CHAPTER 32

“I wasn’t on the beach last night,” I told Bobbie Newton. She had taken off her glasses, and I was looking into her little bloodshot eyes. She drank early and often. Another thing I hadn’t liked about Bobbie.

“I wasn’t hallucinating,” she said. “You were on your phone. I heard it ring. I ran by and called out to you, ‘Hey, Jack.’ You pointed to your phone, like, ‘I’m talking.’ And then you waved. That signature wave of yours.”

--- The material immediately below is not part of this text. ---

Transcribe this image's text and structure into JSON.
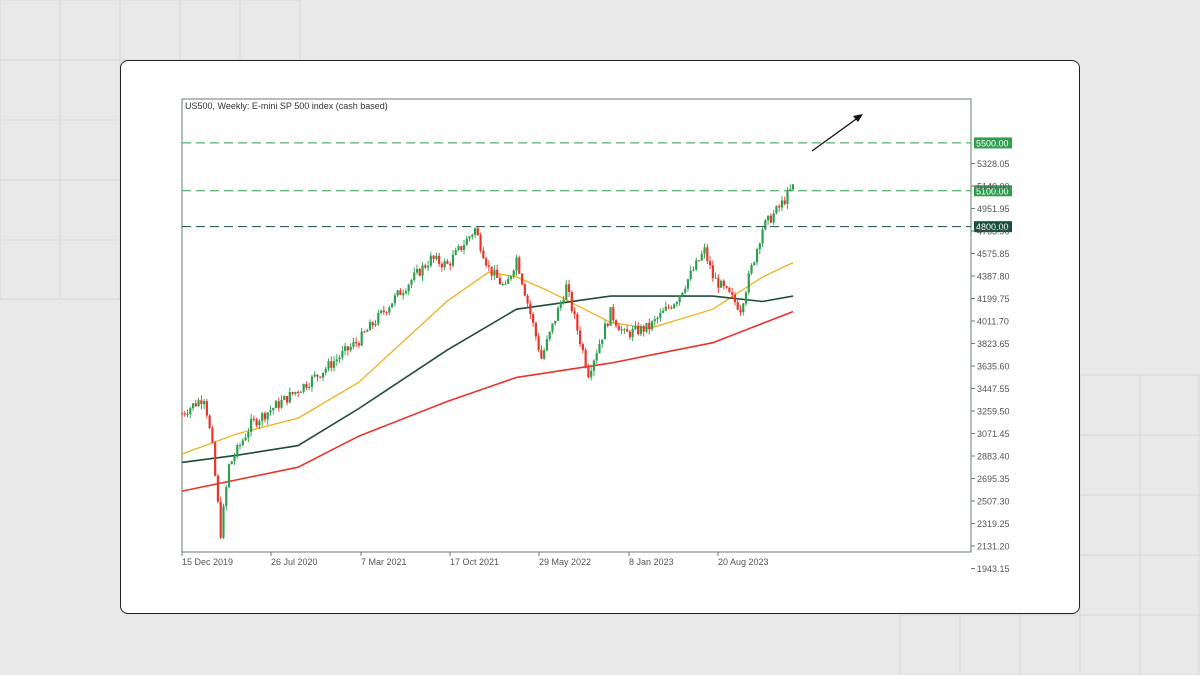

“What? You’re saying I have some kind of…wave?”

“Like this.”

She lifted her right arm, cocked her hand back, fingers spread like she was holding a football.

I used to play college ball. Tommy didn’t.

“Nobody ever told me I have a unique wave.”

“Yeah, well, I’m telling you. I’ve seen you wave, what? A hundred thousand times?”

“It was past six o’clock, Bobbie. That’s what you told the police.”

“So?”

“The sun was going down. Maybe you thought it was me because you expected to see me. It wasn’t me, Bobbie.”

“Tell it to the judge,” she said.

Bobbie raised her hand above her head, cocked it in a football hold, and trotted up the beach.

I stared after her. What the hell was she talking about?

I hadn’t been on the beach the night I found Colleen’s body in my bed. But Bobbie was unshakable. And as a gossip reporter, she was well-connected. She had to be the one who’d set the Internet wildfire naming me as the number one suspect in Colleen’s murder.

I hiked back up the beach, twenty yards behind Bobbie, wondering if she’d actually seen Tommy, thinking he was me. Or had she seen no one?

Had she made this story up to show me payback is a bitch?

I walked from the beach to my driveway and got into my car. I took off, south on PCH toward Santa Monica. I wanted to see Colleen’s closest friend. Through her, he’d become a friend of mine. I had to be with someone who knew her, felt what I felt, who would understand my grief.

My mind churned, and the next time I checked, I was on the 10 going east, not knowing if I was driving the Lambo or it was driving me.

But I knew exactly where to find Mike Donahue. I pictured him as I had last seen him, standing behind the bar.